May 12, 2013 00:00 By Daniel Garcia Marco Deutsche
El Bulli's chef turns to art, science and the Internet in a new gastronomic adventure
A cook without a restaurant? A gastronomic centre with no food? Since Spanish chef Ferran Adria shut down his famed El Bulli restaurant on the Costa Brava, he’s been moving on to bigger and better things: he seeks to engage in an experiment involving art, design, architecture, the Internet and of course eating, but in a different way.
The “impossible” textures and forms he gave to the 1,846 dishes he created for El Bulli were but a first step in that combination of art, cuisine and science being created by Adria.
Now he has an even more ambitious and complex plan up his sleeve: establish a conversation with other disciplines such as design, architecture and philosophy. He aims to innovate using food to understand the world.
Adria, now 50, is planning to establish the El Bulli Foundation, set to open its doors in Catalonia in March 2015. The project has been cooking since the El Bulli restaurant, chosen from 2006 to 2009 as the best in the world, closed in 2011.
“The slogan is ‘Feed innovation’,” Adria says in New York, where he is auctioning off El Bulli wines to raise funds for his latest project. Adria’s intention is to transform Cala Montjoi, the restaurant site in northeastern Spain, into a kind of gastronomic Silicon Valley.
One of the most influential figures in cooking over the last decade and a leader in his field, Adria travels the world, giving lectures and advice, and continues to learn while he develops his own project.
The El Bulli Foundation will be a “an experience centre” in which there will be no food consumption, at least not in the tradition concept of “eating”. It will host exhibitions and be a centre for creation, research and thought.
Adria says the centre will combine the imagination of Spanish surrealist painter Salvador Dali, the eclectic universe of US pop artist Andy Warhol, the entertainment of the Cirque du Soleil Canadian circus acrobats and the innovation of MediaLab, the Massachusetts Institute of Technology architecture and planning laboratory.
“We want it to be a fun space like the Cirque du Soleil, free-thinking like the Factory [Warhol’s studio], open to people with new ideas, a bit crazy like Dali, but also very serious and efficient like MediaLab. That is the dream, the challenge, that we have,” Adria says.
The first goal is to preserve and share the legacy of the El Bulli restaurant. “People want to see gastronomy in another way which is not eating. When you go to see a museum of the Barca football club, you don’t go there to play football.” It’s not a restaurant, he explains, because restaurants are “either opened or shut, not transformed”.
“There will be reflection on food in general,” Adria says, but it won't just be passive thinking. “It will have a creative team whose work will be to create dishes. It is not a school – it is a centre for thought. This idea is very complex, very complex, but that is what makes it brilliant. It is strange, different.”

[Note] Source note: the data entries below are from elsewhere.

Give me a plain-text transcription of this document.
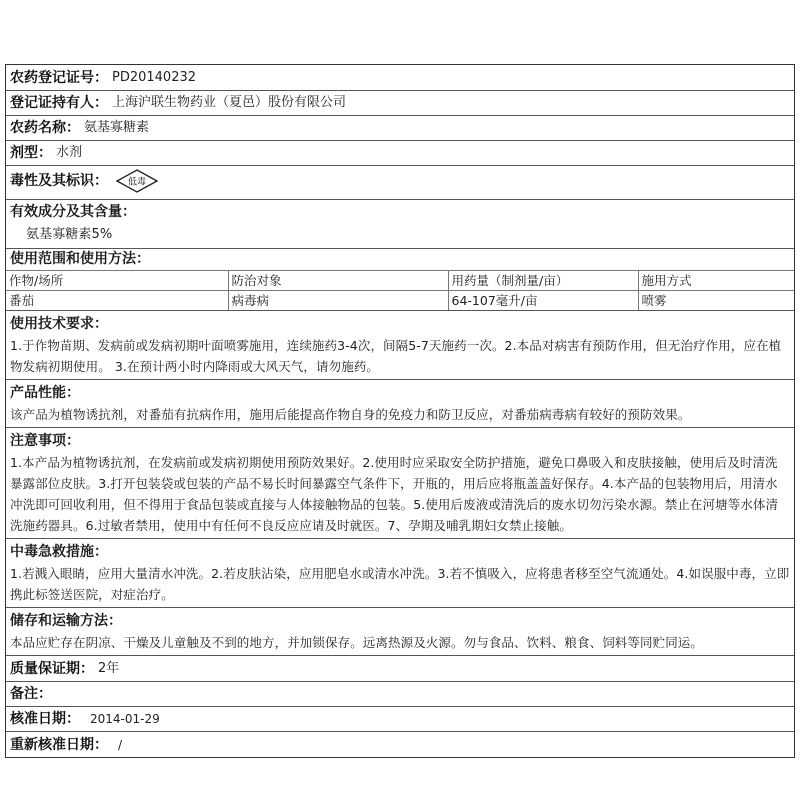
农药登记证号： PD20140232
登记证持有人： 上海沪联生物药业（夏邑）股份有限公司
农药名称： 氨基寡糖素
剂型： 水剂
毒性及其标识： 低毒
有效成分及其含量：
氨基寡糖素5%
使用范围和使用方法：
作物/场所	防治对象	用药量（制剂量/亩）	施用方式
番茄	病毒病	64-107毫升/亩	喷雾
使用技术要求：
1.于作物苗期、发病前或发病初期叶面喷雾施用，连续施药3-4次，间隔5-7天施药一次。2.本品对病害有预防作用，但无治疗作用，应在植物发病初期使用。 3.在预计两小时内降雨或大风天气，请勿施药。
产品性能：
该产品为植物诱抗剂，对番茄有抗病作用，施用后能提高作物自身的免疫力和防卫反应，对番茄病毒病有较好的预防效果。
注意事项：
1.本产品为植物诱抗剂，在发病前或发病初期使用预防效果好。2.使用时应采取安全防护措施，避免口鼻吸入和皮肤接触，使用后及时清洗暴露部位皮肤。3.打开包装袋或包装的产品不易长时间暴露空气条件下，开瓶的，用后应将瓶盖盖好保存。4.本产品的包装物用后，用清水冲洗即可回收利用，但不得用于食品包装或直接与人体接触物品的包装。5.使用后废液或清洗后的废水切勿污染水源。禁止在河塘等水体清洗施药器具。6.过敏者禁用，使用中有任何不良反应应请及时就医。7、孕期及哺乳期妇女禁止接触。
中毒急救措施：
1.若溅入眼睛，应用大量清水冲洗。2.若皮肤沾染，应用肥皂水或清水冲洗。3.若不慎吸入，应将患者移至空气流通处。4.如误服中毒，立即携此标签送医院，对症治疗。
储存和运输方法：
本品应贮存在阴凉、干燥及儿童触及不到的地方，并加锁保存。远离热源及火源。勿与食品、饮料、粮食、饲料等同贮同运。
质量保证期： 2年
备注：
核准日期： 2014-01-29
重新核准日期： /
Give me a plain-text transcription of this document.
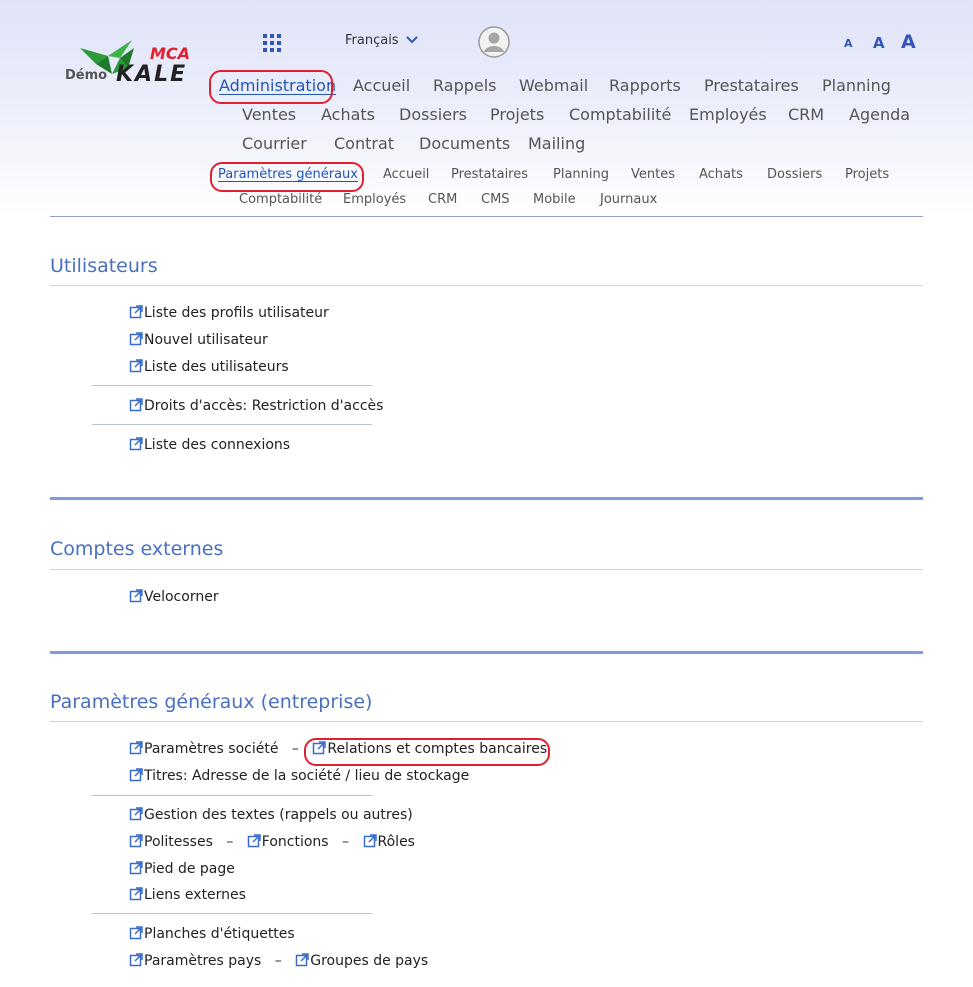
MCA
KALE
Démo
Français	A A A
Administration Accueil Rappels Webmail Rapports Prestataires Planning
Ventes Achats Dossiers Projets Comptabilité Employés CRM Agenda
Courrier Contrat Documents Mailing
Paramètres généraux Accueil Prestataires Planning Ventes Achats Dossiers Projets
Comptabilité Employés CRM CMS Mobile Journaux
Utilisateurs
Liste des profils utilisateur
Nouvel utilisateur
Liste des utilisateurs
Droits d'accès: Restriction d'accès
Liste des connexions
Comptes externes
Velocorner
Paramètres généraux (entreprise)
Paramètres société – Relations et comptes bancaires
Titres: Adresse de la société / lieu de stockage
Gestion des textes (rappels ou autres)
Politesses – Fonctions – Rôles
Pied de page
Liens externes
Planches d'étiquettes
Paramètres pays – Groupes de pays
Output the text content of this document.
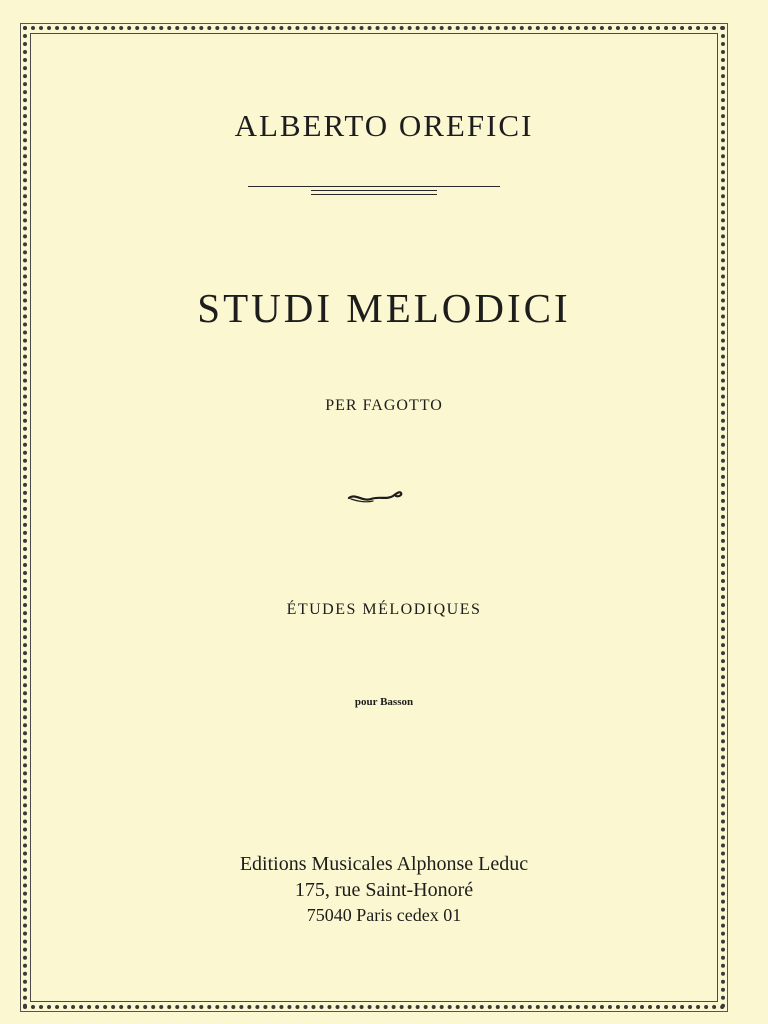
ALBERTO OREFICI
STUDI MELODICI
PER FAGOTTO
ÉTUDES MÉLODIQUES
pour Basson
Editions Musicales Alphonse Leduc
175, rue Saint-Honoré
75040 Paris cedex 01
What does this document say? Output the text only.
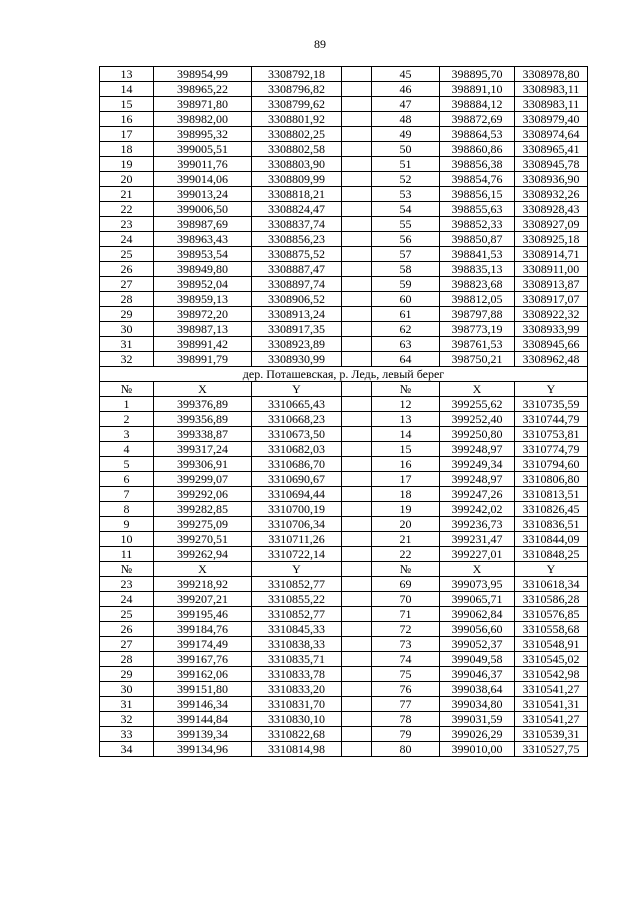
89
13	398954,99	3308792,18		45	398895,70	3308978,80
14	398965,22	3308796,82		46	398891,10	3308983,11
15	398971,80	3308799,62		47	398884,12	3308983,11
16	398982,00	3308801,92		48	398872,69	3308979,40
17	398995,32	3308802,25		49	398864,53	3308974,64
18	399005,51	3308802,58		50	398860,86	3308965,41
19	399011,76	3308803,90		51	398856,38	3308945,78
20	399014,06	3308809,99		52	398854,76	3308936,90
21	399013,24	3308818,21		53	398856,15	3308932,26
22	399006,50	3308824,47		54	398855,63	3308928,43
23	398987,69	3308837,74		55	398852,33	3308927,09
24	398963,43	3308856,23		56	398850,87	3308925,18
25	398953,54	3308875,52		57	398841,53	3308914,71
26	398949,80	3308887,47		58	398835,13	3308911,00
27	398952,04	3308897,74		59	398823,68	3308913,87
28	398959,13	3308906,52		60	398812,05	3308917,07
29	398972,20	3308913,24		61	398797,88	3308922,32
30	398987,13	3308917,35		62	398773,19	3308933,99
31	398991,42	3308923,89		63	398761,53	3308945,66
32	398991,79	3308930,99		64	398750,21	3308962,48
дер. Поташевская, р. Ледь, левый берег						
№	X	Y		№	X	Y
1	399376,89	3310665,43		12	399255,62	3310735,59
2	399356,89	3310668,23		13	399252,40	3310744,79
3	399338,87	3310673,50		14	399250,80	3310753,81
4	399317,24	3310682,03		15	399248,97	3310774,79
5	399306,91	3310686,70		16	399249,34	3310794,60
6	399299,07	3310690,67		17	399248,97	3310806,80
7	399292,06	3310694,44		18	399247,26	3310813,51
8	399282,85	3310700,19		19	399242,02	3310826,45
9	399275,09	3310706,34		20	399236,73	3310836,51
10	399270,51	3310711,26		21	399231,47	3310844,09
11	399262,94	3310722,14		22	399227,01	3310848,25
№	X	Y		№	X	Y
23	399218,92	3310852,77		69	399073,95	3310618,34
24	399207,21	3310855,22		70	399065,71	3310586,28
25	399195,46	3310852,77		71	399062,84	3310576,85
26	399184,76	3310845,33		72	399056,60	3310558,68
27	399174,49	3310838,33		73	399052,37	3310548,91
28	399167,76	3310835,71		74	399049,58	3310545,02
29	399162,06	3310833,78		75	399046,37	3310542,98
30	399151,80	3310833,20		76	399038,64	3310541,27
31	399146,34	3310831,70		77	399034,80	3310541,31
32	399144,84	3310830,10		78	399031,59	3310541,27
33	399139,34	3310822,68		79	399026,29	3310539,31
34	399134,96	3310814,98		80	399010,00	3310527,75
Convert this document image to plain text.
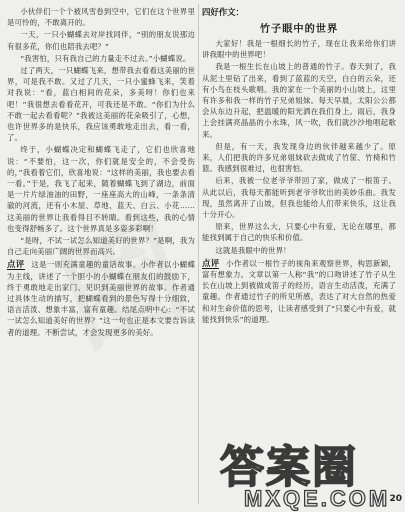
小伙伴们一个个被风雪卷到空中，它们在这个世界里是可怜的，不敢离开的。

一天，一只小蝴蝶去对岸找同伴，“别的朋友说那边有很多花，你们也陪我去吧？”

“我害怕，只有我自己的力量走不过去。”小蝴蝶说。

过了两天，一只蝴蝶飞来，想带我去看看这美丽的世界，可是我不敢。又过了几天，一只小蜜蜂飞来，笑着对我说：“看，蓝白相间的花朵，多美呀！你们也来吧！”我很想去看看花开，可我还是不敢。“你们为什么不敢一起去看看呢？”我被这美丽的花朵吸引了，心想，也许世界多的是快乐，我应该勇敢地走出去，看一看，了。

终于，小蝴蝶决定和蝴蝶飞走了，它们也欣喜地说：“不要怕，这一次，你们就是安全的，不会受伤的，”我看着它们，欣喜地说：“这样的美丽，我也要去看一看。”于是，我飞了起来，随着蝴蝶飞到了湖边，前面是一片片绿油油的田野，一座座高大的山峰，一条条清澈的河流，还有小木屋、草地、蓝天、白云、小花……这美丽的世界让我看得目不转睛。看到这些，我的心情也变得舒畅多了。这个世界真是多姿多彩啊！

“是呀，不试一试怎么知道美好的世界？”是啊，我为自己走向美丽广阔的世界而高兴。

点评 这是一则充满童趣的童话故事。小作者以小蝴蝶为主线，讲述了一个胆小的小蝴蝶在朋友们的鼓励下，终于勇敢地走出家门、见识到美丽世界的故事。作者通过具体生动的描写，把蝴蝶看到的景色写得十分细致，语言活泼、想象丰富，富有童趣。结尾点明中心：“不试一试怎么知道美好的世界？”这一句也正是本文要告诉读者的道理。不断尝试，才会发现更多的美好。

四好作文：
竹子眼中的世界

大家好！我是一根细长的竹子，现在让我来给你们讲讲我眼中的世界吧！

我是一根生长在山坡上的普通的竹子。春天到了，我从泥土里钻了出来，看到了蓝蓝的天空，白白的云朵，还有小鸟在枝头歌唱。我的家在一个美丽的小山坡上，这里有许多和我一样的竹子兄弟姐妹。每天早晨，太阳公公都会从东边升起，把温暖的阳光洒在我们身上。雨后，我身上会挂满亮晶晶的小水珠，风一吹，我们就沙沙地唱起歌来。

但是，有一天，我发现身边的伙伴越来越少了。原来，人们把我的许多兄弟姐妹砍去做成了竹筐、竹椅和竹篮。我感到很难过，也很害怕。

后来，我被一位老爷爷带回了家，做成了一根笛子。从此以后，我每天都能听到老爷爷吹出的美妙乐曲。我发现，虽然离开了山坡，但我也能给人们带来快乐，这让我十分开心。

原来，世界这么大，只要心中有爱，无论在哪里，都能找到属于自己的快乐和价值。

这就是我眼中的世界！

点评 小作者以一根竹子的视角来观察世界，构思新颖，富有想象力。文章以第一人称“我”的口吻讲述了竹子从生长在山坡上到被做成笛子的经历，语言生动活泼，充满了童趣。作者通过竹子的所见所感，表达了对大自然的热爱和对生命价值的思考，让读者感受到了“只要心中有爱，就能找到快乐”的道理。

答案圈
MXQE.COM 20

Those who expect Adria to share his recipes with hundreds of followers, as other chefs do, will be proved wrong. What he wants to do is to reach millions with his innovative thinking: not so much fill bellies with food but minds with ideas, contributing to a sensation of happiness by stimulating far more than just the palate.
The El Bulli restaurant, because it was small and table availability was limited, was a luxury only a few could afford. Now it can be shared: “In a sense, this will be a democratisation of El Bulli,” says Adria.
The El Bulli Foundation project also includes the Bullipedia, an online encyclopaedia that will include the history of gastronomy, food, recipes and the ideas that have emerged on cooking. Everything that there is to be known about eating will be there.
“It’s a huge project,” says Adria of the Bullipedia, to be presented in July in Berlin. “This is the craziest project in 50 years. It speaks of and addresses the world of the Internet, of the evolution of Google, of Wikipedia, a professional tool that will catalogue trustworthy information so that when you navigate, you can gather knowledge that will help you create. It is going to be a network of universities, cooking schools and cooks.”
Yet another project will be something termed the elBulliDNA that will come into being in New York in 2014. Adria himself finds it difficult to describe it, but it has to do with telling the story of the origins of cooking through the Internet.
The ideas that emerge will be presented as dishes at dinner tables a couple of times a year, sponsored by companies and private citizens, raising money for charity or to finance the foundation.
El Bulli Foundation wants to reach out to people without sitting them down at a dinner table, encourage citizens to become chefs like Adria in their home kitchens and ensure that the ideas can spread to their own homes and environments.
Kitchen walls are no limitation. “We want to use cooking to reach young people, small and medium-sized companies, with this concept of innovation, but also of happiness, because in the end, cooking is happiness.
“It’s a language that everybody understands. Everybody talks about cooking. Since everybody eats, everybody will talk about it with you and that is fantastic, that is the social power of cooking.”